Так мы и оказались вновь в этом маленьком домике, где вскоре заблестели бутылки с водкой, перемежаемые обильной закуской, включающей в себя высокую стопку исходящих паром блинов.
Дело молодое – мы, надо признаться, изрядно переволновались тогда, проголодались и с аппетитом уплетали все те куски, которые подкладывали нам на тарелки заботливые женщины, и сами не чуравшиеся спиртного. В разговоре о жизненном пути покойной выяснилось, что она сильно переживала содеянную ею клевету, перед смертью целовала портрет племянника и злобно ругала большевиков за то, что они принудили ее сделать ЭТО, а она, тем не менее, все равно умирает. Общественно-политическую обстановку в стране наши сотрапезницы оценивали критически, с использованием ненормативной лексики, но о деятельности писателя С. тоже отзывались неодобрительно, именуя его «хорошим гусем».
– Ну, мы пошли, – наконец-то решились мы, когда погребальный стол был наконец опустошен, наши аргументы в защиту писателя С. иссякли, да к тому же и обстановка становилась странноватой, если не сказать грубее. Лица пьяных баб заалели от выпитой водки, одна из них затянула матерную частушку, другая все курила да курила, пуская дым красивыми кольцами, а третья публично сняла лифчик, на секунду продемонстрировав его содержимое и объяснив свой поступок тем, что он ей сегодня ЧЕГОЙ-ТО СИЛЬНО ТРЕТ.
– Как пошли?
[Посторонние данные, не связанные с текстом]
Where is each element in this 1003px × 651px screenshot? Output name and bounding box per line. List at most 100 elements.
А кисельку? А сладенького кисельку, милые мальчики? – захихикали и забормотали они, приближаясь к каждому из нас на опасное расстояние.
Мы и выскочили на улицу, где уже была ночь, но светила светлая луна, сопровождаемая мерцанием тоже довольно ярких звезд. Лаяли собаки. Старухи гнались за нами среди деревянных домов полтора квартала с развевающимися волосами, трясущимися частями тел и хриплыми зазывными воплями, как в аналогичном романе древнеримского писателя Петрония. Но молодость, как всегда, взяла свое, и мы, избыв погоню, счастливо попали на последнюю электричку до Москвы, радостно обсуждая случившееся под стук железных колес.
Владимир К. в 1987 году умер в казенной больнице от затяжной болезни, чуть-чуть не дожив до своей посмертной славы, Вадим Б. погиб у так называемого Белого дома в дни называемого так Второго коммунистического путча 1993 года. Я, родные, как видите, пока еще временно живой, как и все остальные жители планеты. Как и все вы, родные.